Suffolk BS trims BTL fixed rates
Suffolk Building Society has lowered selected BTL and holiday let mortgages with 0.11% cuts, with the changes coming into force from 6 May.
Its two-year expat BTL fixed rate at 80% LTV will fall by 0.11% to 5.59%, while its two-year BTL fixed rate will decrease by up to 0.1% to 5.45%.
The lender’s BTL light refurb two-year fixed rate at 80% LTV will go down by 0.1% to 5.55% and its two-year fixed holiday let rate at 80% LTV will contract by 0.1% to 5.45%.
Charlotte Grimshaw, head of intermediary relations and mortgage sales at Suffolk Building Society, said: “Buy-to-let landlords have faced financial pressure from all directions in recent years, be it changes to the tax regime, or rising interest rates. One challenge that persists for them is passing interest coverage ratio (ICR) stress testing.
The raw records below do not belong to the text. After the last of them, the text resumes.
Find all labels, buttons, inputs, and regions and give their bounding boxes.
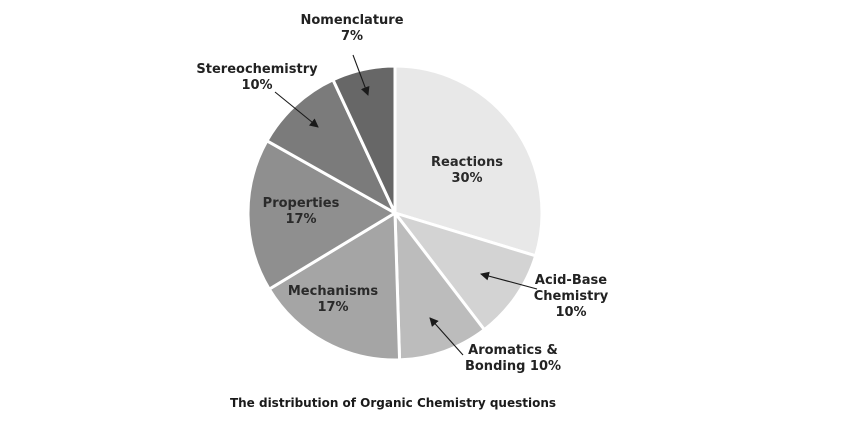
slice-label-line: Properties [263,196,340,211]
slice-label-line: Acid-Base [535,273,607,288]
slice-label-line: Stereochemistry [196,62,318,77]
pie-slice-properties [246,138,398,292]
slice-label-nomenclature: Nomenclature 7% [300,13,403,44]
pie-slice-aromatics-and-bonding [393,208,487,362]
label-arrow-stereochemistry [274,91,319,128]
slice-label-line: Nomenclature [300,13,403,28]
slice-label-mechanisms: Mechanisms 17% [288,284,378,315]
slice-label-line: Mechanisms [288,284,378,299]
label-arrow-aromatics-and-bonding [429,317,464,356]
pie-slice-reactions [393,64,544,258]
slice-label-line: Bonding 10% [465,359,561,374]
pie-slice-nomenclature [330,64,397,214]
slice-label-line: 17% [285,212,316,227]
label-arrow-acid-base-chemistry [480,271,538,290]
slice-label-reactions: Reactions 30% [431,155,503,186]
slice-label-line: 17% [317,300,348,315]
slice-label-properties: Properties 17% [263,196,340,227]
pie-slice-stereochemistry [264,77,399,217]
chart-caption: The distribution of Organic Chemistry qu… [230,396,556,410]
slice-label-stereochemistry: Stereochemistry 10% [196,62,318,93]
pie-slice-acid-base-chemistry [390,210,538,332]
label-arrow-nomenclature [352,54,370,96]
slice-label-line: 10% [555,305,586,320]
slice-label-line: Reactions [431,155,503,170]
slice-label-acid-base-chemistry: Acid-Base Chemistry 10% [534,273,609,320]
slice-label-line: Aromatics & [468,343,558,358]
pie-slice-mechanisms [267,210,402,362]
slice-label-line: 30% [451,171,482,186]
pie-slices [246,64,544,362]
slice-label-line: 10% [241,78,272,93]
slice-label-line: Chemistry [534,289,609,304]
slice-label-line: 7% [341,29,363,44]
slice-label-aromatics-and-bonding: Aromatics & Bonding 10% [465,343,561,374]
pie-labels: Reactions 30%Acid-Base Chemistry 10%Aromati… [196,13,608,374]
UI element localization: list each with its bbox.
“By lowering rates across our popular two-year buy-to-let and holiday let products, we can help landlords improve their borrowing ability, without having to take a five-year fixed rate. We recognise their crucial role in the property sector, whether they have a holiday let, UK buy to let, or an expat buy-to-let mortgage.
“Expat buy to let is our second-largest lending area, with our combination of flexible criteria and manual underwriting making us a go-to home for so many expat cases. We’re keen to continue supporting brokers with clients in this complex market, and we understand the fine balancing act they face, so we’re pleased to be reducing rates on this range.”
Landbay cuts non-portfolio rates by up to 0.25%
Landbay has lowered rates across its non-portfolio range by up to 0.25%, which is aimed at landlords with three or fewer mortgaged properties.
The lender’s non-portfolio non-standard five-year fixed rate at 70% LTV with an automatic valuation model (AVM) and a 7% fee is 4.09%.
At 75% LTV with a 6% fee, the rate stands at 4.34%, and for its version with a 2% fee, the rate has fallen to 5.14%.
The firm’s standard five-year fixed rate at 55% LTV with a 7% fee is 4.19%, while its 2% fee version is 5.19%.
Rob Stanton, sales and distribution director at Landbay, said: “Our recent data has demonstrated the appetite that still exists among landlords to invest in property. As a buy-to-let lender, we’re not doing our job if we’re not making sure we support every corner of the market with relevant products and competitive rates.
“It’s great to be able to bring reductions to our non-portfolio range, which remains hugely popular as it answers a clear need and demand in the market.”
He added: “For the health and prosperity of the private rented sector, we absolutely need to be supporting landlords of all shapes and sizes, and equipping advisers with the broad product range that enables them to deliver the value that they offer. It presents a great opportunity to check out our enhanced affordability calculator – especially with a whole host of improvements and upgrades made.”